Mitt Romney, who made millions buying and selling companies for a private equity firm, pays an effective tax rate that is lower than a family earning less than $70,000.
“It’s probably closer to the 15 percent rate than anything,” Romney told reporters in South Carolina Tuesday, when asked about his taxes.
The Bain Capital founder and current GOP presidential front-runner has been under pressure to release his tax returns. Romney is estimated to be worth as much as $264 million. If he had earned all that cash from salaried work, he would likely be in the top federal tax bracket of 35 percent.
But because private equity partners and hedge fund managers make most of their money from carried interest — a cut of profits off investments that are taxed at the lower 15 percent capital gains rate — the Romney household likely pays a lower overall tax rate than many middle class American families.

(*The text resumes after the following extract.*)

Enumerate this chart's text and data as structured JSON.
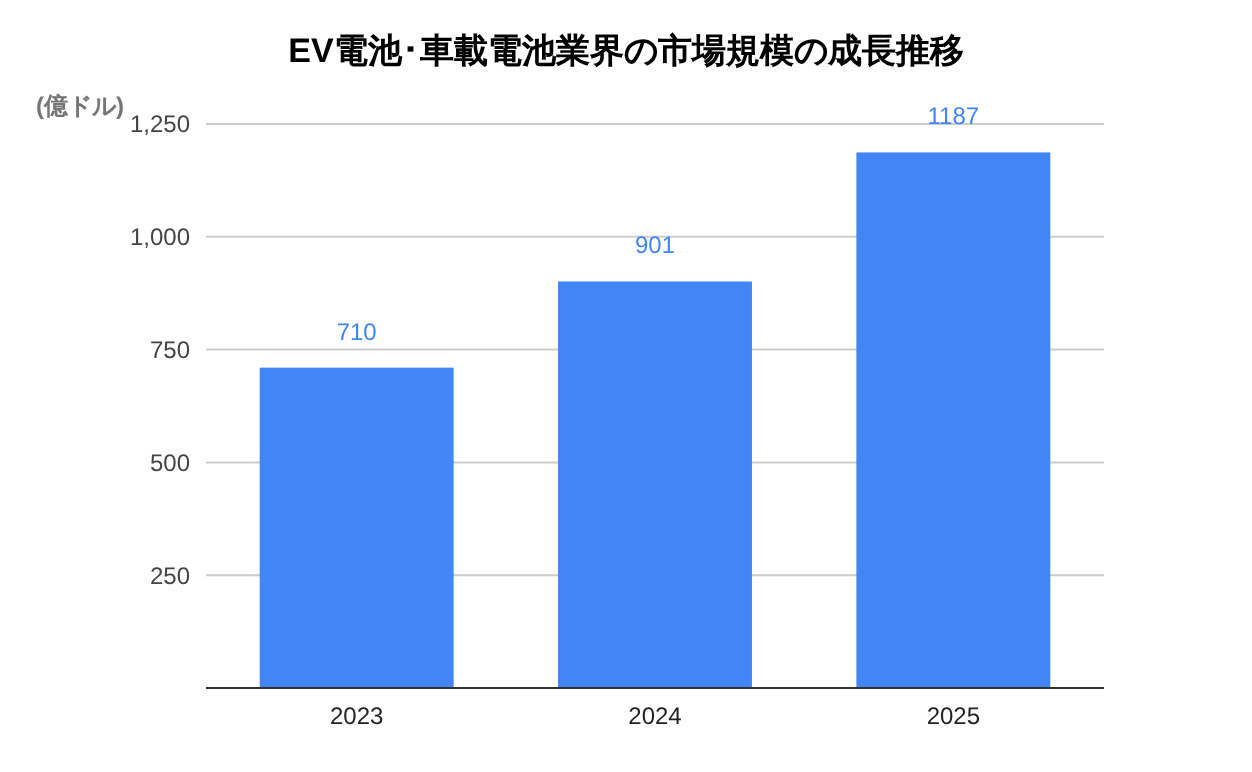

Not all of Romney’s earnings are taxed at the capital gains rate: The $374,328 in speaker’s fees that the former Massachusetts governor disclosed in his candidate financial disclosure filing will likely be taxed at the higher 35 percent rate when he files in April.
Romney told reporters Tuesday that the money he made from his paid appearances was “not very much,” a quote that has already found its way into an attack ad from American Bridge, a Democratic-aligned super PAC.
Even before admitting his low tax rate, Democratic groups had targeted Romney over the carried interest loophole. In October, the Democratic super PAC American Priorities renamed it the “Romney Rule” after an analysis from the advocacy group Citizens for Tax Justice estimated that Romney paid a rate of 14 percent.
Romney’s exact tax rate will remain a mystery until he makes public his federal income tax returns, a move most recent presidential candidates have voluntarily made.
Fellow GOP presidential hopeful Newt Gingrich has promised to release his taxes by Thursday, two days before the upcoming South Carolina primary. Romney will only release his in April after filing his 2011 returns, he said Tuesday.
Other venture capitalists have succeeded in paying even less than the 15 percent capital gains rate.
Todd Dagres, a former partner at private equity firm Battery Ventures, managed to use the carried interest loophole to avoid paying income tax altogether in 2003 despite earning $3.5 million that year. This loophole, which critics say allows the rich to get richer, has enraged Occupy Wall Street protesters, hundreds of whom converged on the Capitol Tuesday to protest the role of money in politics as the House returned from recess.
“My income comes overwhelmingly from investments made in the past,” Romeny added in the Tuesday press conference. He may have been referring to the lucrative retirement package he secured when he left Bain Capital, the private equity firm he helped found in 1984.
Romney left Bain in early 1999, but continued to collect profits on deals made by the firm through February 2009, the the New York Times reported in December.